… I don’t care if you want to attempt to stop people from copying your work over the internet, or if you plan on building a business around this idea. I mean, it sounds daft to me, but I’ve been surprised before.
But here’s what I do care about. I care if your plan involves using “digital rights management” technologies that prohibit people from opening up and improving their own property; if your plan requires that online services censor their user submissions; if your plan involves disconnecting whole families from the internet because they are accused of infringement; if your plan involves bulk surveillance of the internet to catch infringers, if your plan requires extraordinarily complex legislation to be shoved through parliament without democratic debate; if your plan prohibits me from keeping online videos of my personal life private because you won’t be able to catch infringers if you can’t spy on every video.
Adrian Weckler has published a copy of the intended notification to be issued by eircom to its customers when accused of unlawful filesharing by the Irish recording industry (represented by IRMA). It is, as warning letters go, extremely polite.
I mentioned last month that this “three strikes” system agreed between IRMA and eircom was approved by the High Court (for data protection purposes) on the basis that IRMA would not know “that the infringer is a particular person living in a particular place in Ireland”. In fact, Charleton J. said that all IRMA will “know is that a particular IP address has been involved in the downloading.” However, it appears that DtecNet, who will collect IP addresses for IRMA, has the capability to collect more information than just IP addresses. Whether such capabilites are to be used as part of the IRMA/eircom system is not known.
My suspicions were raised by eircom’s statement on their website that IRMA will send notifications to eircom “containing among other things the IP addresses of individuals”. Such suspicions could be unfounded; for example, IRMA might be sending eircom a list of shared files along with the IP addresses and that information might not be personal data.
However, the template letter reproduced by Adrian says:
Some of the details of the notification supplied by IRMA are set out below …
Is it not strange that eircom repeatedly notes that IRMA will be supplying them with more details than are apparently necessary for the purposes of the three strikes system.
The graduated response system to tackle unlawful filesharing online, agreed as part of an out-of-court settlement between the Irish recording industry and eircom, was approved by the Irish High Court last month. Mr. Justice Charleton’s judgment concluded that the “parties can … lawfully proceed to implement the settlement”, though his judgment relates only to the specific question of compatibility with the Data Protection Acts 1988 and 2003.
eircom has now implemented the graduated response system on a pilot basis and details are available on its website. The FAQs say that IRMA will supply eircom with IP addresses which eircom will match to its customers, who will then receive warnings about alleged unlawful downloading. If warnings are ignored, service may be suspended for 7 days and the customer will not be charged for those 7 days of lost service. On a subsequent alleged infringement, service will be withdrawn for 12 months. If a customer disputes an allegation that their service has been used for unlawful downloading, they can appeal to the eircom, who “will consider all customer appeals on a case by case basis.”

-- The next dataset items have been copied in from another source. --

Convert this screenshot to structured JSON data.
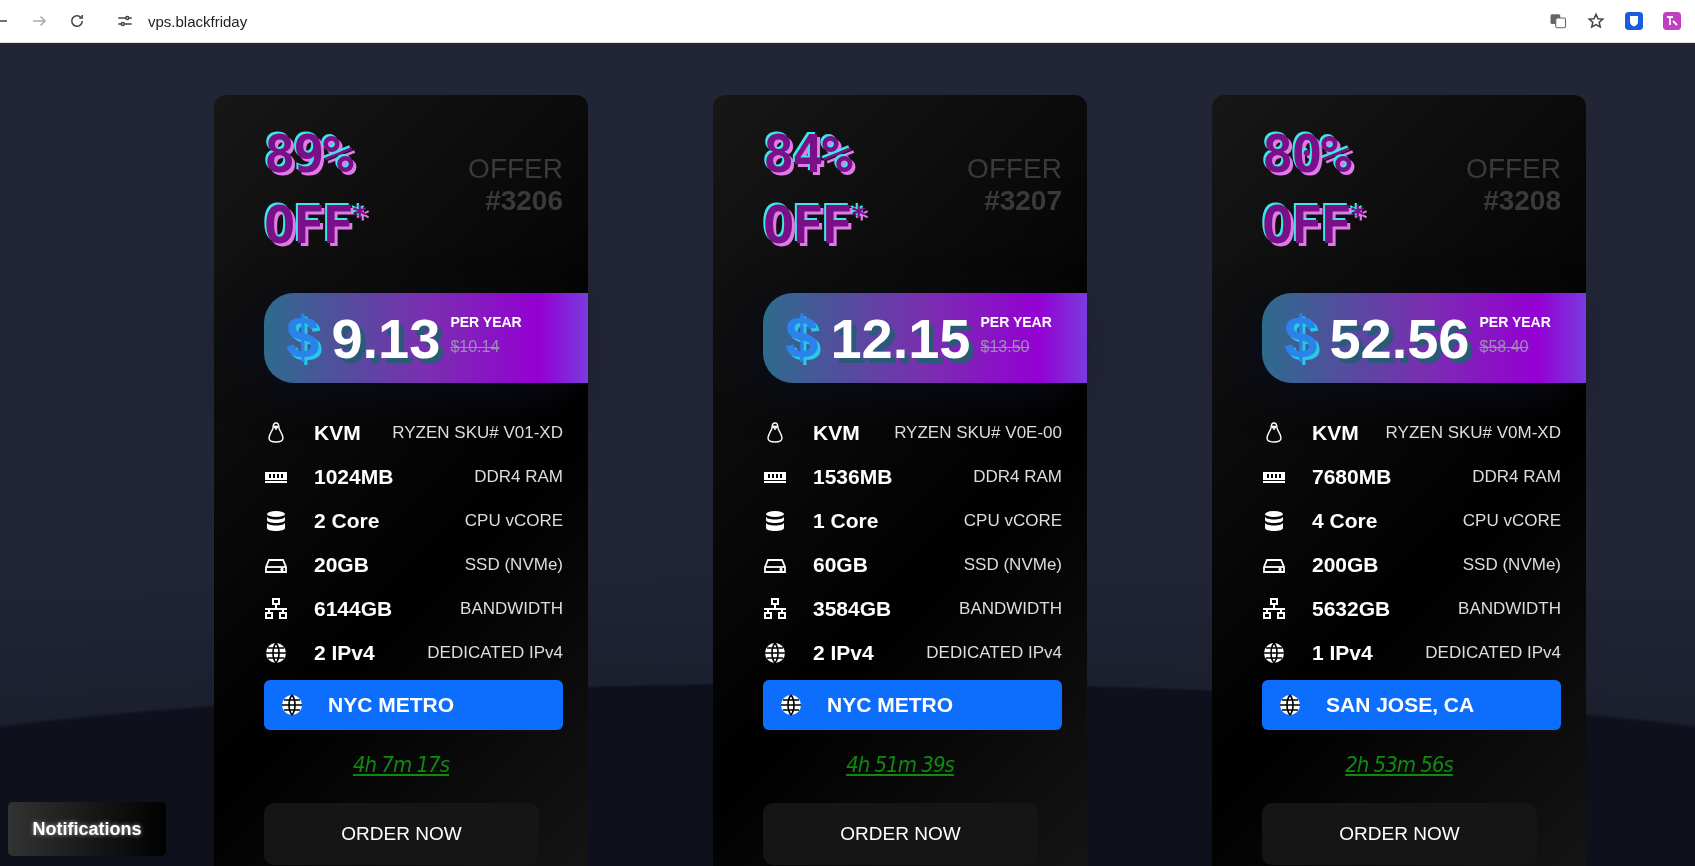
{
  "browser": {
    "url": "vps.blackfriday"
  },
  "offers": [
    {
      "discount": "89%",
      "off": "OFF$^{*}$",
      "offer_label": "OFFER",
      "offer_number": "#3206",
      "currency": "$",
      "price": "9.13",
      "period": "PER YEAR",
      "old_price": "$10.14",
      "specs": [
        {
          "kind": "os",
          "amount": "KVM",
          "detail": "RYZEN SKU# V01-XD"
        },
        {
          "kind": "ram",
          "amount": "1024MB",
          "detail": "DDR4 RAM"
        },
        {
          "kind": "cpu",
          "amount": "2 Core",
          "detail": "CPU vCORE"
        },
        {
          "kind": "disk",
          "amount": "20GB",
          "detail": "SSD (NVMe)"
        },
        {
          "kind": "network",
          "amount": "6144GB",
          "detail": "BANDWIDTH"
        },
        {
          "kind": "ip",
          "amount": "2 IPv4",
          "detail": "DEDICATED IPv4"
        }
      ],
      "location": "NYC METRO",
      "timer": "4h 7m 17s",
      "order": "ORDER NOW"
    },
    {
      "discount": "84%",
      "off": "OFF$^{*}$",
      "offer_label": "OFFER",
      "offer_number": "#3207",
      "currency": "$",
      "price": "12.15",
      "period": "PER YEAR",
      "old_price": "$13.50",
      "specs": [
        {
          "kind": "os",
          "amount": "KVM",
          "detail": "RYZEN SKU# V0E-00"
        },
        {
          "kind": "ram",
          "amount": "1536MB",
          "detail": "DDR4 RAM"
        },
        {
          "kind": "cpu",
          "amount": "1 Core",
          "detail": "CPU vCORE"
        },
        {
          "kind": "disk",
          "amount": "60GB",
          "detail": "SSD (NVMe)"
        },
        {
          "kind": "network",
          "amount": "3584GB",
          "detail": "BANDWIDTH"
        },
        {
          "kind": "ip",
          "amount": "2 IPv4",
          "detail": "DEDICATED IPv4"
        }
      ],
      "location": "NYC METRO",
      "timer": "4h 51m 39s",
      "order": "ORDER NOW"
    },
    {
      "discount": "80%",
      "off": "OFF$^{*}$",
      "offer_label": "OFFER",
      "offer_number": "#3208",
      "currency": "$",
      "price": "52.56",
      "period": "PER YEAR",
      "old_price": "$58.40",
      "specs": [
        {
          "kind": "os",
          "amount": "KVM",
          "detail": "RYZEN SKU# V0M-XD"
        },
        {
          "kind": "ram",
          "amount": "7680MB",
          "detail": "DDR4 RAM"
        },
        {
          "kind": "cpu",
          "amount": "4 Core",
          "detail": "CPU vCORE"
        },
        {
          "kind": "disk",
          "amount": "200GB",
          "detail": "SSD (NVMe)"
        },
        {
          "kind": "network",
          "amount": "5632GB",
          "detail": "BANDWIDTH"
        },
        {
          "kind": "ip",
          "amount": "1 IPv4",
          "detail": "DEDICATED IPv4"
        }
      ],
      "location": "SAN JOSE, CA",
      "timer": "2h 53m 56s",
      "order": "ORDER NOW"
    }
  ],
  "notifications": {
    "label": "Notifications"
  }
}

The concerns about graduated response primarily arise out of disconnection on the basis of complaint, rather than court order, and that the sanction affects an entire household, rather than the individual alleged infringer. The latter point has gathered steam as the internet has taken on utility status. IRMA’s attitude to this is clear:
The European Parliament has been talking about internet access as a basic human right. It absolutely is not.
Dick Doyle, IRMA Director General
eircom emphasises that customer data will not be shared by eircom with any other party.
Under no circumstances will eircom be handing over customer details to any third party.
It is also stated that eircom won’t monitor network usage and that “[t]here are strict privacy laws that prohibit eircom from monitoring the online activities of individual customers.” Monitoring will be done by DtecNet on behalf of IRMA.
IRMA will send eircom notifications containing among other things the IP addresses of individuals they have detected as engaging in illegal file sharing in breach of copyright.
One wonders what those “other things” might be. Charleton J. said:
Neither DtecNet, or any similar service of detection, nor any of the plaintiffs whose copyright material is being infringed would ever know through this process that the infringer is a particular person living in a particular place in Ireland. What they do know is that a particular IP address has been involved in the downloading.
DtecNet’s solutions will automatically secure evidence against the infringer(s) and generate Cease & Desist letters that can be sent to the infringer(s) asking for immediate removal of the content.
This is a capability of their systems, not a detail of the IRMA/eircom agreement. But nevertheless, it appears that IRMA may be capable of gathering more than just IP addresses of alleged infringers. eircom might not share customer data with any other party, but it is not clear what data will be shared with it.